Plus facile à dire qu’à faire. Car derrière chaque grand contrat se cachent des réseaux d’influence, des pressions politiques, parfois de la corruption. Les négociations entre un État africain et une multinationale occidentale ou asiatique restent profondément déséquilibrées.
Conclusion : un miracle en trompe-l’œil ?
En ce début de soirée à Abidjan, les néons du centre-ville s’allument. Les 4×4 aux vitres teintées slaloment entre les taxis-brousse. Dans les bars du Plateau, les cadres expatriés sirotent leurs bières importées. Plus loin, dans les quartiers populaires, les vendeuses de rue tentent d’écouler leurs derniers attiéké de la journée.
Le « miracle économique » ivoirien a un goût amer pour beaucoup d’Ivoiriens. Les gratte-ciel s’élèvent, mais les richesses s’envolent. Le pays croît, mais les citoyens s’appauvrissent relativement. La Côte d’Ivoire est devenue une terre d’opportunités… pour les multinationales.
« Quand est-ce que nous travaillerons pour nous-mêmes et non pour enrichir les autres ? », interroge Ama, 28 ans, diplômée en commerce international, qui cherche du travail depuis deux ans. Sa question résonne comme un cri d’alarme pour toute une génération d’Africains éduqués qui refusent de se contenter des miettes de la croissance de leur propre pays.

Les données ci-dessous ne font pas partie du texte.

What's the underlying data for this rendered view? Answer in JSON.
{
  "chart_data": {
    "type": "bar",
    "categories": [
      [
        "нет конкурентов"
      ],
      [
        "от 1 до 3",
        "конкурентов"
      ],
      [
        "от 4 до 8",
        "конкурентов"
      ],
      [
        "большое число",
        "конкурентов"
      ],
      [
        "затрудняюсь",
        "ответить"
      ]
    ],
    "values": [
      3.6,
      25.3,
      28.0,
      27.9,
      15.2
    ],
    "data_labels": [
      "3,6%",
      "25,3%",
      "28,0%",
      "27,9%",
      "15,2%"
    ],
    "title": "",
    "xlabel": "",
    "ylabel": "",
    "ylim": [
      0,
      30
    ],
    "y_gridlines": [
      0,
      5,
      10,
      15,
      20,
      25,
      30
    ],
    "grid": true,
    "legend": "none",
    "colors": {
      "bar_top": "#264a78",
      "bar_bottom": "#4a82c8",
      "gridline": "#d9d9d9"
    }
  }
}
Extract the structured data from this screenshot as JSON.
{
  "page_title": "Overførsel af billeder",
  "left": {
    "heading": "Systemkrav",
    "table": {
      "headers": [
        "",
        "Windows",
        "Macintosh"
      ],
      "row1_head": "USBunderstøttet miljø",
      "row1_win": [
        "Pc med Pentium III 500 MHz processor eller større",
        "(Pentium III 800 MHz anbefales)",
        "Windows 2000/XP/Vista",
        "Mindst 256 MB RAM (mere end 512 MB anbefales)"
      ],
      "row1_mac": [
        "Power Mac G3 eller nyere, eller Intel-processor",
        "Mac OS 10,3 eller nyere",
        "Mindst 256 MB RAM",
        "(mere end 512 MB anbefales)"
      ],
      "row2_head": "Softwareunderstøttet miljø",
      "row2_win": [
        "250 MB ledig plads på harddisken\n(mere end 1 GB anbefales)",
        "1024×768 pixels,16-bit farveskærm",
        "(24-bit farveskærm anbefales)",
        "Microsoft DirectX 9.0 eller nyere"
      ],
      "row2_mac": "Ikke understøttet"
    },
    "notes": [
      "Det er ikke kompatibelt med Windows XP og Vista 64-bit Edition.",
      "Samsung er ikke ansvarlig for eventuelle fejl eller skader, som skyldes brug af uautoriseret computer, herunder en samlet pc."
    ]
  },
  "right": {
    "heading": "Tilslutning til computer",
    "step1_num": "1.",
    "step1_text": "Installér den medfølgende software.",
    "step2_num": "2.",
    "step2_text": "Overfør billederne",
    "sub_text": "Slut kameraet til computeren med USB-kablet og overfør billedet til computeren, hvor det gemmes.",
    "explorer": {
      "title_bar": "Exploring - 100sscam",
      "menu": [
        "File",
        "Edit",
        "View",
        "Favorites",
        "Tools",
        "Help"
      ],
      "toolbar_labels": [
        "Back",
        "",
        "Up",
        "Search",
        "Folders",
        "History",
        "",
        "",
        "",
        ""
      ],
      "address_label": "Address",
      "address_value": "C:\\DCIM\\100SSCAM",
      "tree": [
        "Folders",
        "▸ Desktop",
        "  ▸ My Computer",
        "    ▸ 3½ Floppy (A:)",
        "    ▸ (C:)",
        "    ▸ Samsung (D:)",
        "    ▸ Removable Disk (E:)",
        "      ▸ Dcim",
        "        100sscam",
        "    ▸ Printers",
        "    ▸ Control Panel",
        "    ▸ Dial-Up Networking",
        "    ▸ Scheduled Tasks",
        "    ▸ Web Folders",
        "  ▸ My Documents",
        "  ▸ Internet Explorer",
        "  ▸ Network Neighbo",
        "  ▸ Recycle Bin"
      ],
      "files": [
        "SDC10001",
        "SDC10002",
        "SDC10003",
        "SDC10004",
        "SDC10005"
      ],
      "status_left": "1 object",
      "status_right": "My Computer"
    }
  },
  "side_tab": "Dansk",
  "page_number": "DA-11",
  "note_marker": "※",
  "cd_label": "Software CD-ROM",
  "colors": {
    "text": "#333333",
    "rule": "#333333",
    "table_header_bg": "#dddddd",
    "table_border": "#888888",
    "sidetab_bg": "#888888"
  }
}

Le modèle économique ivoirien, célébré par le FMI et la Banque mondiale, porte en lui les germes de sa propre contestation. Sans un rééquilibrage profond des rapports de force économiques, le « miracle » pourrait bien se transformer en mirage. Et la stabilité tant vantée du pays pourrait vaciller si les fruits de la croissance ne sont pas mieux redistribués et si les Ivoiriens ne reprennent pas la main sur leur destin économique.
Cette enquête a été réalisée entre mai et octobre 2025 à travers la Côte d’Ivoire. Certains prénoms ont été modifiés pour protéger l’identité des témoins.